Hamas leaders have said of civilians in Gaza, “We are called a nation of martyrs, and we are proud to sacrifice martyrs.”
- According to a report this month in The New York Times, Israeli defense officials now estimate that Hamas’s tunnels measure between 350 and 450 miles in a territory that’s just 25 miles long. (By comparison, the London Underground is only 249 miles long.) Some of Gaza’s tunnels are wide enough for cars; some are more than 150 feet deep; some serve as munitions depots; others are comfortably kitted out as command bunkers.
- Israeli officials also estimate that there are 5,700 separate entrances to the tunnels — many of them with access from civilian houses and some directly beneath Gaza City’s main hospital, which U.S. intelligence agencies say was also used as a Hamas command center. Within that maze, scores of Israeli hostages, including a year-old infant, are being held without fresh air, sunlight, adequate medicine or food, or visits from the Red Cross.
- That’s not the only outrage. How much did it cost to build these tunnels? How much concrete, steel and electricity did it divert from civilian needs? How many millions of hours of labor were given to the effort? What was the cost of building up its stockpile of thousands of rockets, which continue to be fired at Israel? How many ordinary Gazans had to be conscripted into the effort of miserably shoveling dirt deep underground — and how many perished in the effort?
- . . The Wall Street Journal, citing Israeli military officials, reported that the cost of building 32 tunnels (a small fraction of what has since been uncovered) came to around $90 million. “Some tunnel-building materials also came from aid earmarked for development projects by international aid agencies in Gaza or were purchased on the open market when Israel allowed some imports into Gaza starting in 2010,” The Journal added.
- The tunnels also help explain the level of destruction that Israel has wreaked on Gaza since the war began. If Hamas hides the bulk of its fighters and munitions in the tunnels, Israel somehow has to find, search and destroy those tunnels. If Hamas builds the entrances to those tunnels inside private homes, schools or hospitals, those places all become military targets.

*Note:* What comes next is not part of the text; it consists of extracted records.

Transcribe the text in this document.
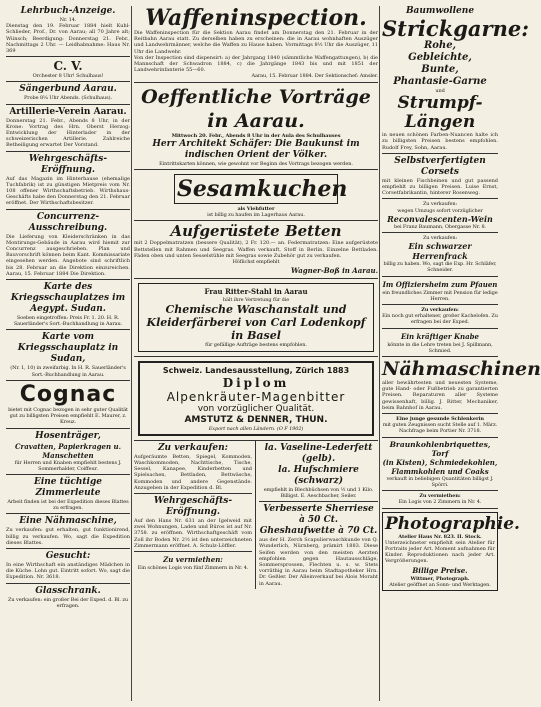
Lehrbuch-Anzeige.
Nr. 14.
Dienstag den 19. Februar 1884 hielt Kuhl-Schlieder, Prof., Dr. von Aarau; all 70 Jahre alt; Wiinsch; Beerdigung: Donnerstag 21. Febr., Nachmittags 2 Uhr. — Leidhabnahme: Haus Nr. 369
C. V.
Orchester 8 Uhr! Schulhaus!
Sängerbund Aarau.
Probe 8¼ Uhr Abends. (Schulhaus).
Artillerie-Verein Aarau.
Donnerstag 21. Febr., Abends 8 Uhr, in der Krone: Vortrag des Hrn. Oberst Herzog: Entwicklung der Hinterlader in der schweizerischen Artillerie. Zahlreiche Betheiligung erwartet Der Vorstand.
Wehrgeschäfts-Eröffnung.
Auf das Magazin im Hinterhause (ehemalige Tuchfabrik) ist zu günstigen Mietpreis vom Nr. 108 offener Wirthschaftsbetrieb. Wirthshaus-Geschäfts habe den Donnerstag den 21. Februar eröffnet. Der Wirthschaftsbesitzer.
Concurrenz-Ausschreibung.
Die Lieferung von Kleiderschränken in das Montirungs-Gebäude in Aarau wird hiemit zur Concurrenz ausgeschrieben. Plan und Bauvorschrift können beim Kant. Kommissariate eingesehen werden. Angebote sind schriftlich bis 28. Februar an die Direktion einzureichen. Aarau, 15. Februar 1884 Die Direktion.
Karte des Kriegsschauplatzes im Aegypt. Sudan.
Soeben eingetroffen: Preis Fr. 1. 20. H. R. Sauerländer's Sort.-Buchhandlung in Aarau.
Karte vom Kriegsschauplatz in Sudan,
(Nr. 1, 10) in zweifarbig. In H. R. Sauerländer's Sort.-Buchhandlung in Aarau.
Cognac
bietet mit Cognac bezogen in sehr guter Qualität gut zu billigsten Preisen empfiehlt E. Maurer, z. Kreuz.
Hosenträger,
Cravatten, Papierkragen u. Manschetten
für Herren und Knaben empfiehlt bestens J. Sommerhalder, Coiffeur.
Eine tüchtige Zimmerleute
Arbeit finden ist bei der Expedition dieses Blattes zu erfragen.
Eine Nähmaschine,
Zu verkaufen: gut erhalten, gut funktionirend, billig zu verkaufen. Wo, sagt die Expedition dieses Blattes.
Gesucht:
In eine Wirthschaft ein anständiges Mädchen in die Küche. Lohn gut. Eintritt sofort. Wo, sagt die Expedition. Nr. 3618.
Glasschrank.
Zu verkaufen: ein großer Bei der Exped. d. Bl. zu erfragen.
Waffeninspection.
Die Waffeninspection für die Sektion Aarau findet am Donnerstag den 21. Februar in der Reitbahn Aarau statt. Zu derselben haben zu erscheinen: die in Aarau wohnhaften Auszüger und Landwehrmänner, welche die Waffen zu Hause haben. Vormittags 8½ Uhr die Auszüger, 11 Uhr die Landwehr.
Von der Inspection sind dispensirt: a) der Jahrgang 1840 (sämmtliche Waffengattungen), b) die Mannschaft der Schwadron 1884, c) die Jahrgänge 1843 bis und mit 1851 der Landwehrinfanterie 55—60.
Aarau, 15. Februar 1884. Der Sektionschef: Amsler.
Oeffentliche Vorträge in Aarau.
Mittwoch 20. Febr., Abends 8 Uhr in der Aula des Schulhauses
Herr Architekt Schäfer: Die Baukunst im indischen Orient der Völker.
Eintrittskarten können, wie gewohnt vor Beginn des Vortrags bezogen werden.
Sesamkuchen
als Viehfutter
ist billig zu haufen im Lagerhaus Aarau.
Aufgerüstete Betten
mit 2 Doppelmatratzen (bessere Qualität), 2 Fr. 120.— an. Federmatratzen: Eine aufgerüstete Bettstellen mit Rahmen und Seegras. Waffen verkauft, Stoff in Berlin. Einzelne Bettladen. Fäden oben und unten Sesselstühle mit Seegras sowie Zubehör gut zu verkaufen.
Höflichst empfiehlt
Wagner-Boß in Aarau.
Frau Ritter-Stahl in Aarau
hält ihre Vertretung für die
Chemische Waschanstalt und Kleiderfärberei von Carl Lodenkopf in Basel
für gefällige Aufträge bestens empfohlen.
Schweiz. Landesausstellung, Zürich 1883
Diplom
Alpenkräuter-Magenbitter
von vorzüglicher Qualität.
AMSTUTZ & DENNER, THUN.
Export nach allen Ländern. (O F 1902)
Zu verkaufen:
Aufgeräumte Betten, Spiegel, Kommoden, Waschkommoden, Nachttische, Tische, Sessel, Kanapee, Kinderbetten und Spielsachen, Bettladen, Bettwäsche, Kommoden und andere Gegenstände. Anzugeben in der Expedition d. Bl.
Wehrgeschäfts-Eröffnung.
Auf den Hans Nr. 631 an der Igelweid mit zwei Wohnungen, Laden und Büros ist auf Nr. 3758. zu eröffnen. Wirthschaftgeschäft vom Zoll ihr Boden Nr. 2½ ist den unterzeichneten Zimmermann eröffnet. A. Schulz-Löffler.
Zu vermiethen:
Ein schönes Logis von fünf Zimmern in Nr. 4.
la. Vaseline-Lederfett (gelb).
la. Hufschmiere (schwarz)
empfiehlt in Blechbüchsen von ½ und 1 Kilo. Billigst. E. Aeschbacher, Seiler.
Verbesserte Sherriese à 50 Ct.
Gheshaufwette à 70 Ct.
aus der H. Zerch Scapulierwaschkunde von Q. Wunderlich, Nürnberg, prämirt 1883. Diese Seifen werden von den meisten Aerzten empfohlen gegen Hautausschläge, Sommersprossen, Flechten u. s. w. Stets vorräthig in Aarau beim Stadtapotheker Hrn. Dr. Geßler. Der Alleinverkauf bei Alois Moraht in Aarau.
Baumwollene
Strickgarne:
Rohe,
Gebleichte,
Bunte,
Phantasie-Garne
und
Strumpf-Längen
in neuen schönen Farben-Nuancen halte ich zu billigsten Preisen bestens empfohlen. Rudolf Frey, Sohn, Aarau.
Selbstverfertigten Corsets
mit kleinen Fischbeinen und gut passend empfiehlt zu billigen Preisen. Luise Ernst, Corsetfabrikantin, hinterer Rosenweg.
Zu verkaufen:
wegen Umzugs sofort vorzüglicher
Reconvalescenten-Wein
bei Franz Baumann, Obergasse Nr. 8.
Zu verkaufen:
Ein schwarzer Herrenfrack
billig zu haben. Wo, sagt die Exp. Hr. Schläfer, Schneider.
Im Offiziersheim zum Pfauen
ein freundliches Zimmer mit Pension für ledige Herren.
Zu verkaufen:
Ein noch gut erhaltener, großer Kachelofen. Zu erfragen bei der Exped.
Ein kräftiger Knabe
könnte in die Lehre treten bei J. Spillmann, Schmied.
Nähmaschinen
aller bewährtesten und neuesten Systeme, gute Hand- oder Fußbetrieb zu garantierten Preisen. Reparaturen aller Systeme gewissenhaft, billig. J. Ritter, Mechaniker, beim Bahnhof in Aarau.
Eine junge gesunde Schlenkerin
mit guten Zeugnissen sucht Stelle auf 1. März. Nachfrage beim Portier Nr. 3718.
Braunkohlenbriquettes, Torf
(in Kisten), Schmiedekohlen, Flammkohlen und Coaks
verkauft in beliebigen Quantitäten billigst J. Spörri.
Zu vermiethen:
Ein Logis von 2 Zimmern in Nr. 4.
Photographie.
Atelier Haus Nr. 823. II. Stock.
Unterzeichneter empfiehlt sein Atelier für Portraits jeder Art. Moment aufnahmen für Kinder. Reproduktionen nach jeder Art. Vergrößerungen.
Billige Preise.
Wittmer, Photograph.
Atelier geöffnet an Sonn- und Werktagen.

And if there are nearly 6,000 such entrances, the destruction is all but guaranteed to be epochal — just as it was in Mosul when the United States assisted Iraq in destroying ISIS (which was much less deeply entrenched there than Hamas is in Gaza) over nine months in 2016 and 2017.
- Hamas could have averted this tragedy if it had turned Gaza into an enclave for peace rather than terror. It could have averted it if it had not started four previous rounds of war against Israel. It could have averted it if it had honored the cease-fire that held on Oct. 6. It could have lessened the blow against Gazans by fighting in the open, not behind civilians. It could have eased it by releasing all of its hostages.